[UPDATE 9/02/2023 – 13:41 CET] Microsoft has issued a respone to the CMA's provisional conclusion, and it comes right from the top. The company's CEO, Satya Nadella, called into question how the deal could harm competition. He went on the offensive by saying Sony's dominance of the console market in Japan should be looked at if there are concerns over comeptition:
Rima Alaily, Microsoft Corporate Vice President and Deputy General Counse, stresses that the company is working to ease regulator concerns and is confident the deal will go ahead:
“We are committed to offering effective and easily enforceable solutions that address the CMA's concerns. Our commitment to grant long term 100% equal access to Call of Duty to Sony, Nintendo, Steam and others preserves the deal's benefits to gamers and developers and increases competition in the market. 75% of respondents to the CMA‘s public consultation agree that this deal is good for competition in UK gaming.
What does 100% mean?
When we say equal, we mean equal. 10 years of parity. On content. On pricing. On features. On quality. On playability.”
[8/02/2023 – 20:21 CET] There have been rumors in recent days that the UK's Competition and Markets Authority (CMA) has concerns over Microsoft's $69bn takeover of Activision Blizzard. While Microsoft remains confident the regulator will approve the deal, the CMA does have concerns and says that the merger “could harm UK gamers.”
Reaching its provisional conclusion following an investigation, the CMA says the Microsoft Activision Blizzard purchase could increase prices, stifle innovation, and limit choices for consumers.
The CMA's report says:
“The evidence available to the CMA, including data on how Microsoft measures the value of customers in the ordinary course of business, currently indicates that Microsoft would find it commercially beneficial to make Activision's games exclusive to its own consoles (or only available on PlayStation under materially worse conditions).”
It seems a regulatory collaboration is underway. There is now more cooperation between regulatory bodies. Whether it is sharing objections and cases to moving towards a unified stance.

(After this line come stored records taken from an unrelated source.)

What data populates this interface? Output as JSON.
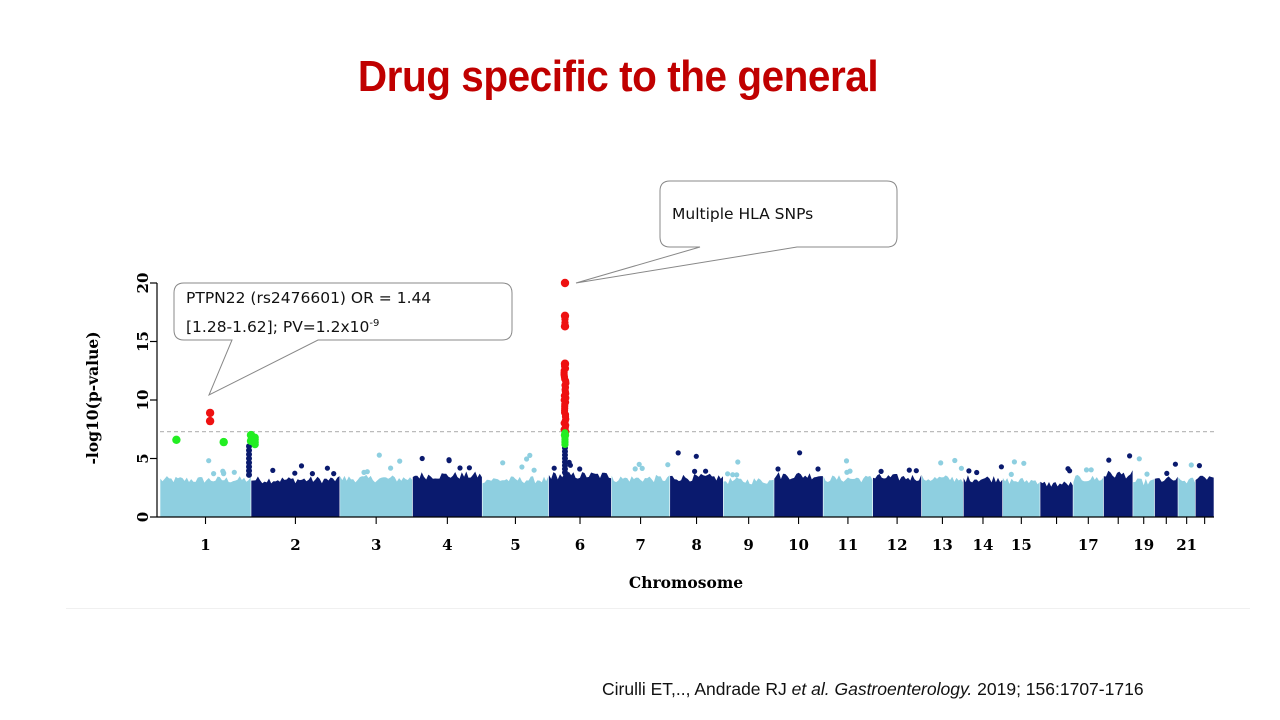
{
  "slide_title": "Drug specific to the general",
  "chart_data": {
    "type": "scatter",
    "subtype": "manhattan",
    "xlabel": "Chromosome",
    "ylabel": "-log10(p-value)",
    "ylim": [
      0,
      20
    ],
    "yticks": [
      0,
      5,
      10,
      15,
      20
    ],
    "xtick_labels": [
      "1",
      "2",
      "3",
      "4",
      "5",
      "6",
      "7",
      "8",
      "9",
      "10",
      "11",
      "12",
      "13",
      "14",
      "15",
      "17",
      "19",
      "21"
    ],
    "significance_threshold": 7.3,
    "colors": {
      "odd_chrom": "#8ecfe0",
      "even_chrom": "#0a1a6e",
      "significant": "#ee1111",
      "suggestive": "#22ee22",
      "threshold_line": "#bbbbbb"
    },
    "chromosomes": [
      {
        "chr": 1,
        "bulk_max": 3.5
      },
      {
        "chr": 2,
        "bulk_max": 3.5
      },
      {
        "chr": 3,
        "bulk_max": 3.6
      },
      {
        "chr": 4,
        "bulk_max": 3.9
      },
      {
        "chr": 5,
        "bulk_max": 3.5
      },
      {
        "chr": 6,
        "bulk_max": 3.9
      },
      {
        "chr": 7,
        "bulk_max": 3.6
      },
      {
        "chr": 8,
        "bulk_max": 3.7
      },
      {
        "chr": 9,
        "bulk_max": 3.4
      },
      {
        "chr": 10,
        "bulk_max": 3.9
      },
      {
        "chr": 11,
        "bulk_max": 3.6
      },
      {
        "chr": 12,
        "bulk_max": 3.7
      },
      {
        "chr": 13,
        "bulk_max": 3.6
      },
      {
        "chr": 14,
        "bulk_max": 3.6
      },
      {
        "chr": 15,
        "bulk_max": 3.4
      },
      {
        "chr": 16,
        "bulk_max": 3.1
      },
      {
        "chr": 17,
        "bulk_max": 3.6
      },
      {
        "chr": 18,
        "bulk_max": 4.0
      },
      {
        "chr": 19,
        "bulk_max": 3.3
      },
      {
        "chr": 20,
        "bulk_max": 3.5
      },
      {
        "chr": 21,
        "bulk_max": 3.4
      },
      {
        "chr": 22,
        "bulk_max": 3.8
      }
    ],
    "highlighted_snps": [
      {
        "chr": 1,
        "pos": 0.18,
        "p": 6.6,
        "class": "suggestive"
      },
      {
        "chr": 1,
        "pos": 0.55,
        "p": 8.9,
        "class": "significant"
      },
      {
        "chr": 1,
        "pos": 0.55,
        "p": 8.2,
        "class": "significant"
      },
      {
        "chr": 1,
        "pos": 0.7,
        "p": 6.4,
        "class": "suggestive"
      },
      {
        "chr": 1,
        "pos": 1.0,
        "p": 7.0,
        "class": "suggestive"
      },
      {
        "chr": 1,
        "pos": 1.0,
        "p": 6.5,
        "class": "suggestive"
      },
      {
        "chr": 6,
        "pos": 0.26,
        "p": 20.0,
        "class": "significant"
      },
      {
        "chr": 6,
        "pos": 0.26,
        "p": 17.2,
        "class": "significant"
      },
      {
        "chr": 6,
        "pos": 0.26,
        "p": 16.3,
        "class": "significant"
      },
      {
        "chr": 6,
        "pos": 0.26,
        "p": 13.1,
        "class": "significant"
      },
      {
        "chr": 6,
        "pos": 0.26,
        "p": 7.0,
        "class": "suggestive"
      }
    ],
    "annotations": [
      {
        "line1": "PTPN22 (rs2476601) OR = 1.44",
        "line2_pre": "[1.28-1.62]; PV=1.2x10",
        "line2_sup": "-9"
      },
      {
        "line1": "Multiple HLA SNPs"
      }
    ]
  },
  "citation": {
    "authors": "Cirulli ET,.., Andrade RJ ",
    "etal": "et al.",
    "journal": " Gastroenterology.",
    "details": " 2019; 156:1707-1716"
  }
}
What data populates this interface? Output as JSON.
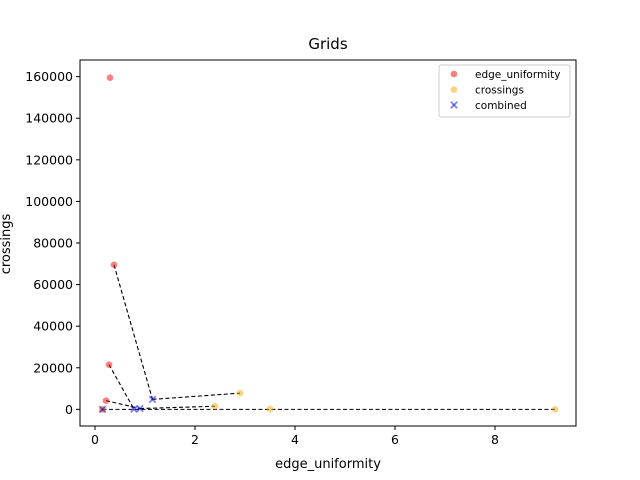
{
  "chart_data": {
    "type": "scatter",
    "title": "Grids",
    "xlabel": "edge_uniformity",
    "ylabel": "crossings",
    "xlim": [
      -0.3,
      9.62
    ],
    "ylim": [
      -8000,
      168000
    ],
    "xticks": [
      0,
      2,
      4,
      6,
      8
    ],
    "yticks": [
      0,
      20000,
      40000,
      60000,
      80000,
      100000,
      120000,
      140000,
      160000
    ],
    "grid": false,
    "legend_position": "top-right",
    "series": [
      {
        "name": "edge_uniformity",
        "marker": "circle",
        "color": "#ff0000",
        "points": [
          [
            0.15,
            0
          ],
          [
            0.22,
            4200
          ],
          [
            0.28,
            21500
          ],
          [
            0.38,
            69500
          ],
          [
            0.3,
            159500
          ]
        ]
      },
      {
        "name": "crossings",
        "marker": "circle",
        "color": "#ffa500",
        "points": [
          [
            0.15,
            0
          ],
          [
            2.4,
            1500
          ],
          [
            2.9,
            7800
          ],
          [
            3.5,
            200
          ],
          [
            9.2,
            0
          ]
        ]
      },
      {
        "name": "combined",
        "marker": "x",
        "color": "#0000ff",
        "points": [
          [
            0.15,
            0
          ],
          [
            0.78,
            100
          ],
          [
            0.9,
            400
          ],
          [
            1.15,
            4800
          ]
        ]
      }
    ],
    "lines": [
      [
        [
          0.22,
          4200
        ],
        [
          0.9,
          400
        ]
      ],
      [
        [
          0.28,
          21500
        ],
        [
          0.78,
          100
        ]
      ],
      [
        [
          0.38,
          69500
        ],
        [
          1.15,
          4800
        ]
      ],
      [
        [
          1.15,
          4800
        ],
        [
          2.9,
          7800
        ]
      ],
      [
        [
          0.9,
          400
        ],
        [
          2.4,
          1500
        ]
      ],
      [
        [
          0.15,
          0
        ],
        [
          9.2,
          0
        ]
      ]
    ]
  }
}
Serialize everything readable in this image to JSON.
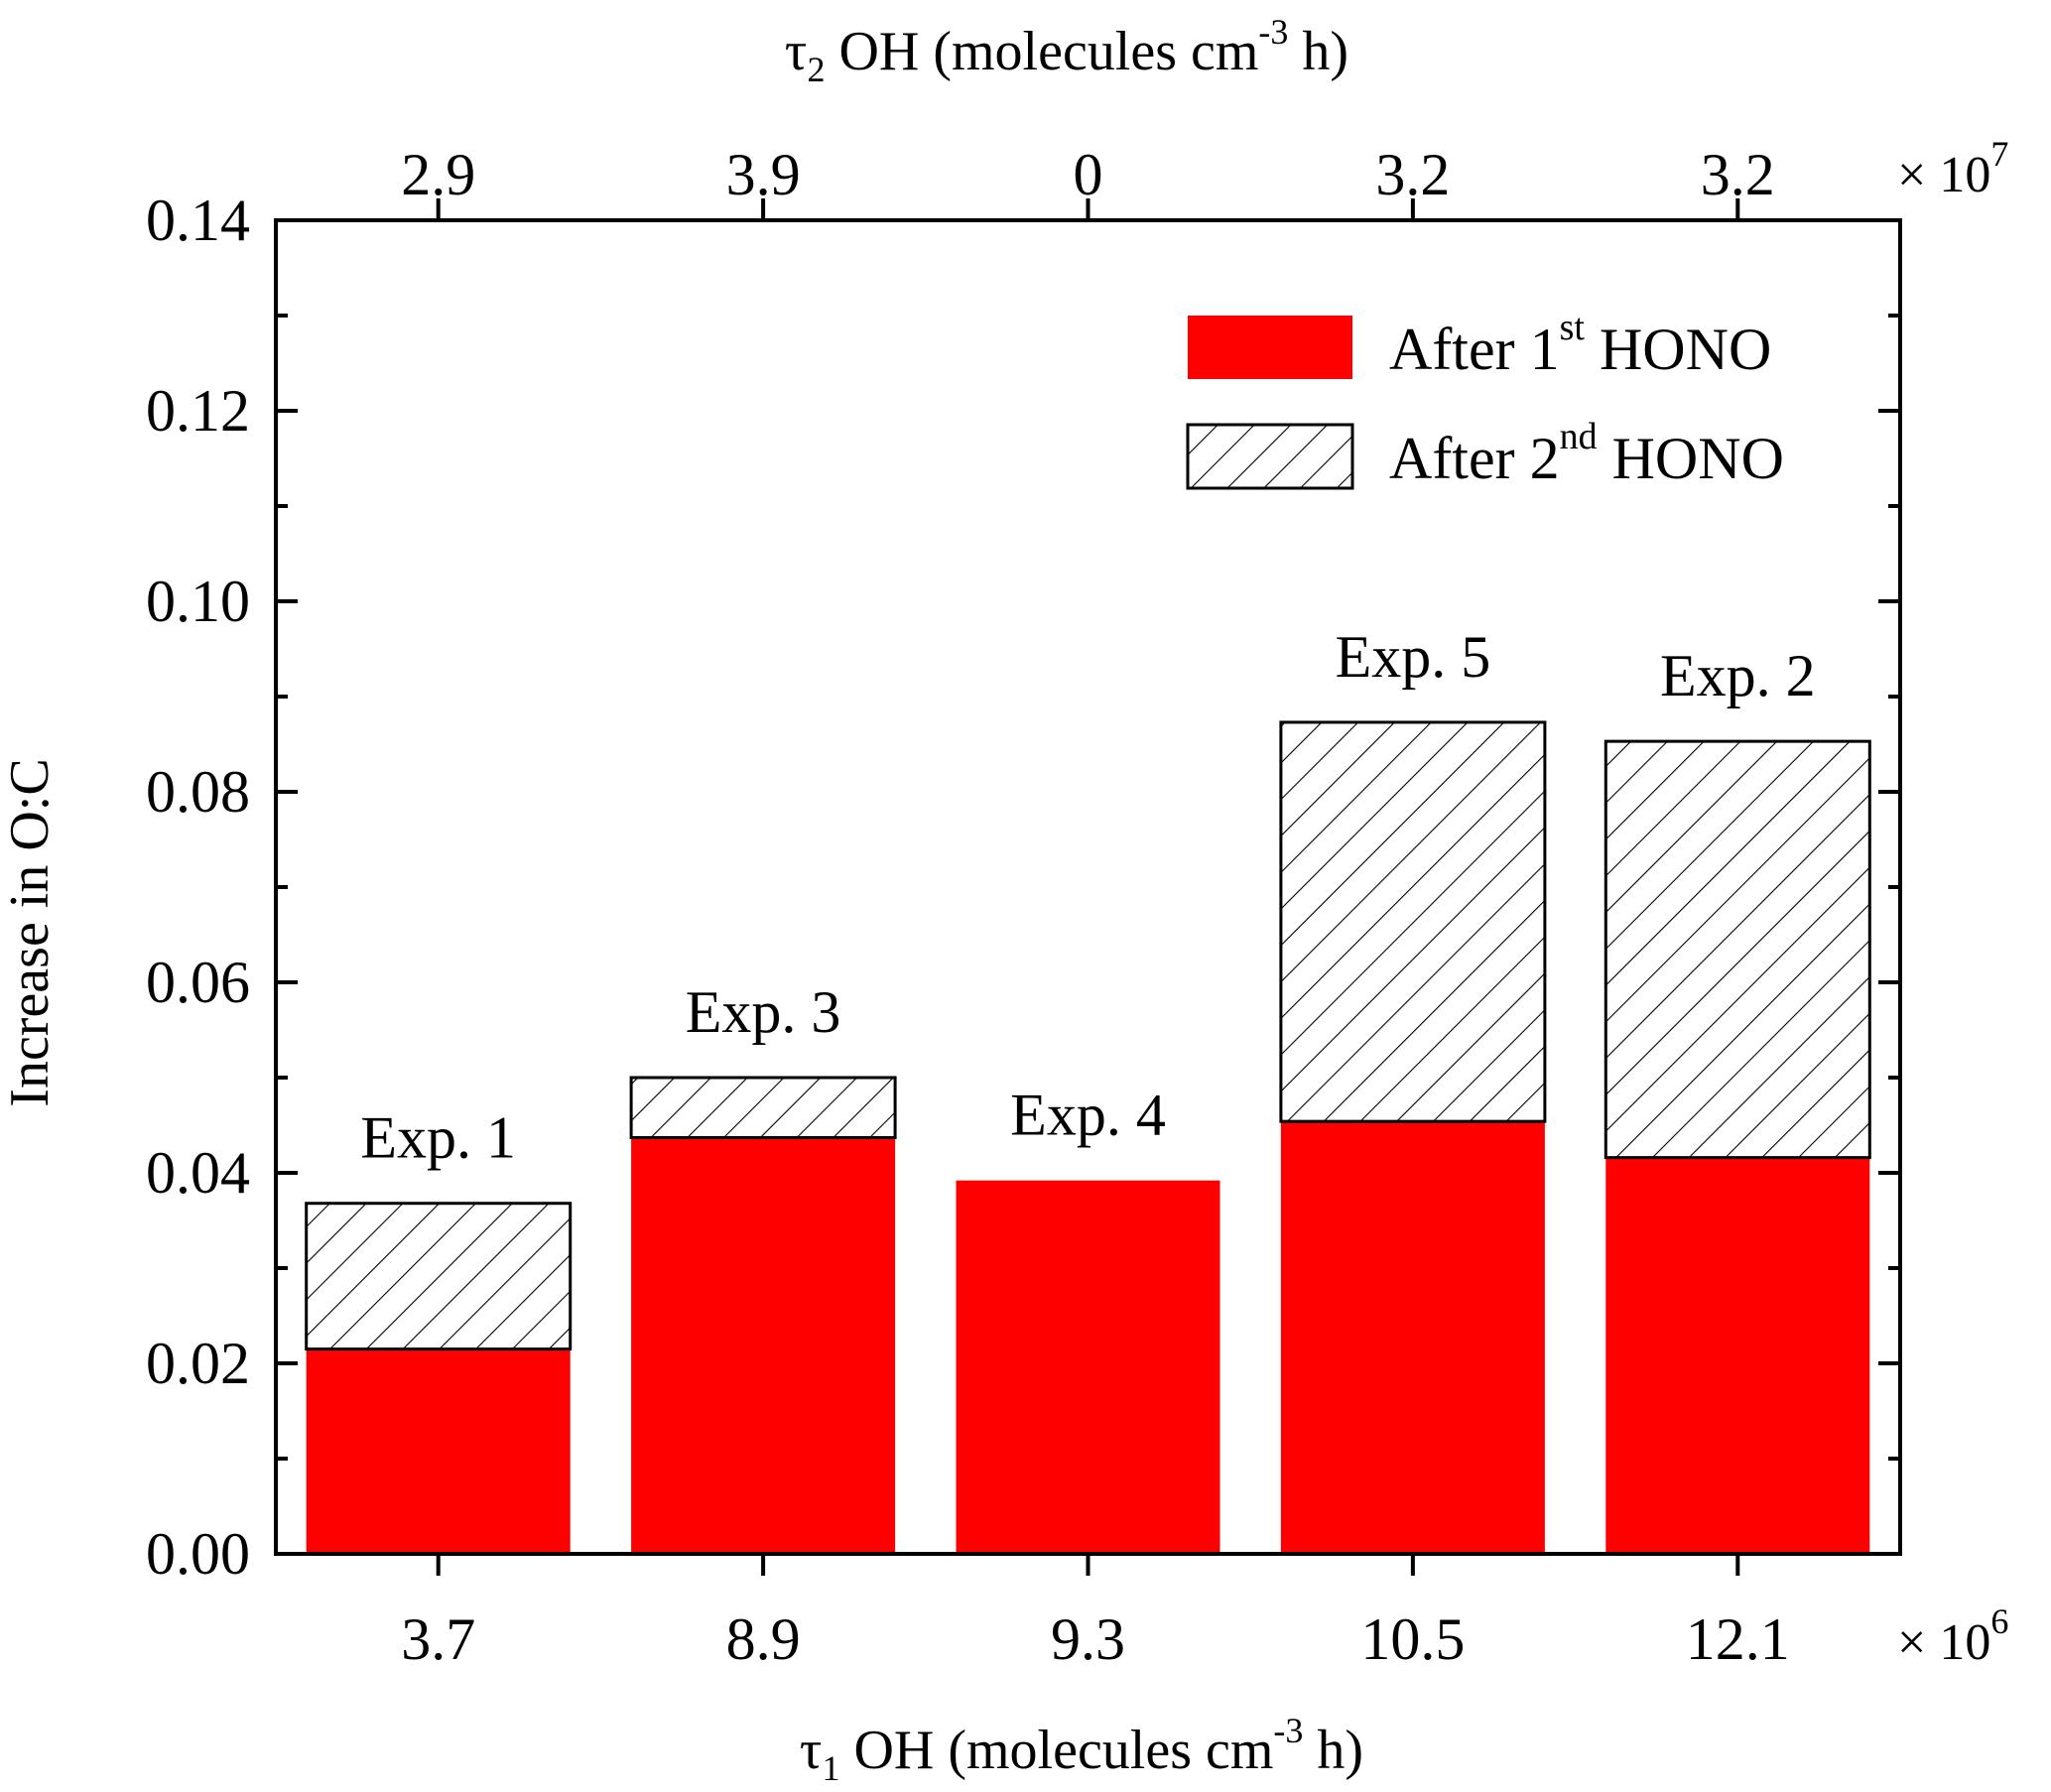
{
  "chart_data": {
    "type": "bar",
    "stacked": true,
    "categories": [
      "3.7",
      "8.9",
      "9.3",
      "10.5",
      "12.1"
    ],
    "top_categories": [
      "2.9",
      "3.9",
      "0",
      "3.2",
      "3.2"
    ],
    "bar_labels": [
      "Exp. 1",
      "Exp. 3",
      "Exp. 4",
      "Exp. 5",
      "Exp. 2"
    ],
    "series": [
      {
        "name_prefix": "After 1",
        "name_sup": "st",
        "name_suffix": " HONO",
        "fill": "#ff0000",
        "pattern": "solid",
        "values": [
          0.0215,
          0.0437,
          0.0392,
          0.0454,
          0.0416
        ]
      },
      {
        "name_prefix": "After 2",
        "name_sup": "nd",
        "name_suffix": " HONO",
        "fill": "#ffffff",
        "pattern": "hatch",
        "values": [
          0.0153,
          0.0063,
          0.0,
          0.0419,
          0.0437
        ]
      }
    ],
    "ylabel": "Increase in O:C",
    "xlabel": {
      "tau": "τ",
      "sub": "1",
      "text": " OH (molecules cm",
      "sup": "-3",
      "end": " h)"
    },
    "x2label": {
      "tau": "τ",
      "sub": "2",
      "text": " OH (molecules cm",
      "sup": "-3",
      "end": " h)"
    },
    "x_multiplier": {
      "text": "× 10",
      "exp": "6"
    },
    "x2_multiplier": {
      "text": "× 10",
      "exp": "7"
    },
    "ylim": [
      0,
      0.14
    ],
    "yticks": [
      "0.00",
      "0.02",
      "0.04",
      "0.06",
      "0.08",
      "0.10",
      "0.12",
      "0.14"
    ],
    "legend_position": "top-right",
    "grid": false
  }
}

The Federal Trade Commission (FTC) is currently battling Microsoft through the courts to block the merger in the US. At the same time, the European Commission (EC) has given Microsoft a list of concerns amid its investigation.
The CMA says it is especially concerned about how the deal could weaken Sony. Call of Duty is at the heart of the debate between Microsoft, Sony, and regulators. While Activision Blizzard has other major franchises such as Diablo, Candy Crush, and Warcraft, Call of Duty is the big money spinner. So much so that Sony has confessed Call of Duty is irreplaceable on PlayStation.